İstihbarat raporuna göre, İsrail’i yöneten aşırı Likud koalisyonu, kanun-dışı yerleşimcilerin yaygın şiddetini ve hukuksuzluğunu artan şekilde destekliyor ve buna göz yumuyor. Rapor, yerleşimcilerin vahşeti ve suçluluğu ile ırkçı duvar ve daha-da-zalim kontrol noktaları gibi büyüyen ırkçı-tarz alt yapının, sürdürülemez ve Amerikan değerleriyle uyumsuz olduğunu kaydediyor.On altı ABD istihbarat kurumu, İsrail’in Arap Baharı ve İslami Uyanışı ihtiva eden Filistin-yanlısı devasa-güce karşı koyamayacağı noktasında aynı fikri paylaşıyor.
Bu tabloyu genel olarak ele aldığımızda, Netanyahu’nun istihbarat kurumları ile hemfikir olduğunu söyleyebiliriz. Sürecin başından bu yana Obama’nın kazanacağını bile bile Roomney’i desteklemesi de buna delalet ediyor.

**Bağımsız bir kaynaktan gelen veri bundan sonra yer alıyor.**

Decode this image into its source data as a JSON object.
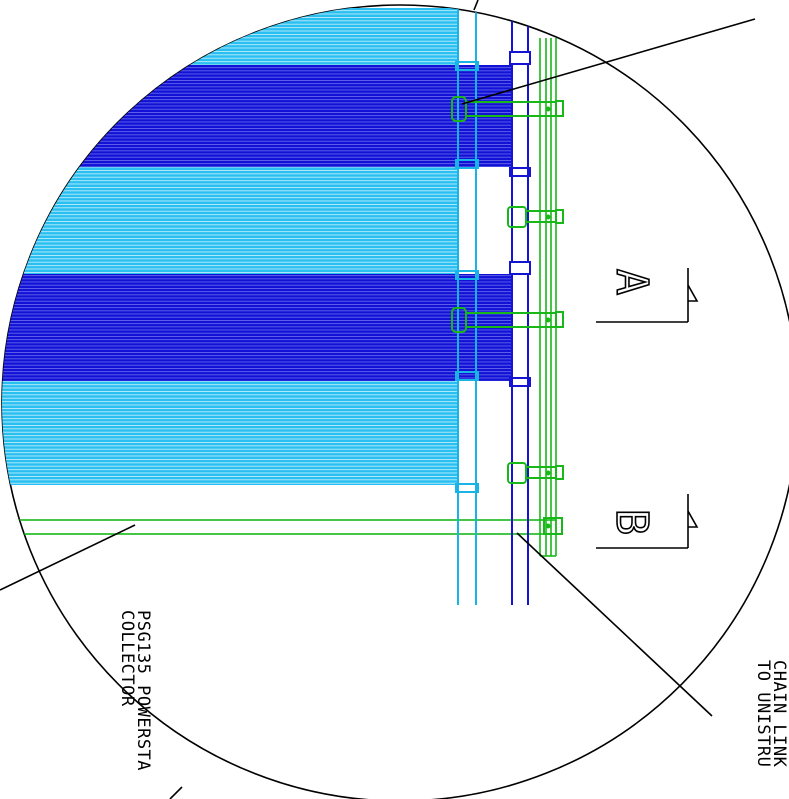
{
  "drawing": {
    "section_markers": [
      {
        "letter": "A"
      },
      {
        "letter": "B"
      }
    ],
    "notes": {
      "collector_line1": "PSG135 POWERSTA",
      "collector_line2": "COLLECTOR",
      "chain_line1": "CHAIN LINK",
      "chain_line2": "TO UNISTRU"
    },
    "colors": {
      "line": "#000000",
      "cyan": "#19b4e6",
      "blue": "#1414d2",
      "green": "#18b818",
      "background": "#ffffff"
    }
  }
}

Geçtiğimiz günlerde Obama’nın gazetecilere poz verirken elinde bulunan kitap ABD’nin yeni stratejini açıklar nitelikte. Hindistanlı gazeteci Fareed Rafiq Zakaria’nın yazdığı ‘The Post American World’ kitabının arka sözü şöyle ;
‘BU KİTAP AMERİKA’NIN ÇÖKÜŞÜ İÇİN DEĞİL, HERKESİN YÜKSELİŞİ İÇİN YAZILDI’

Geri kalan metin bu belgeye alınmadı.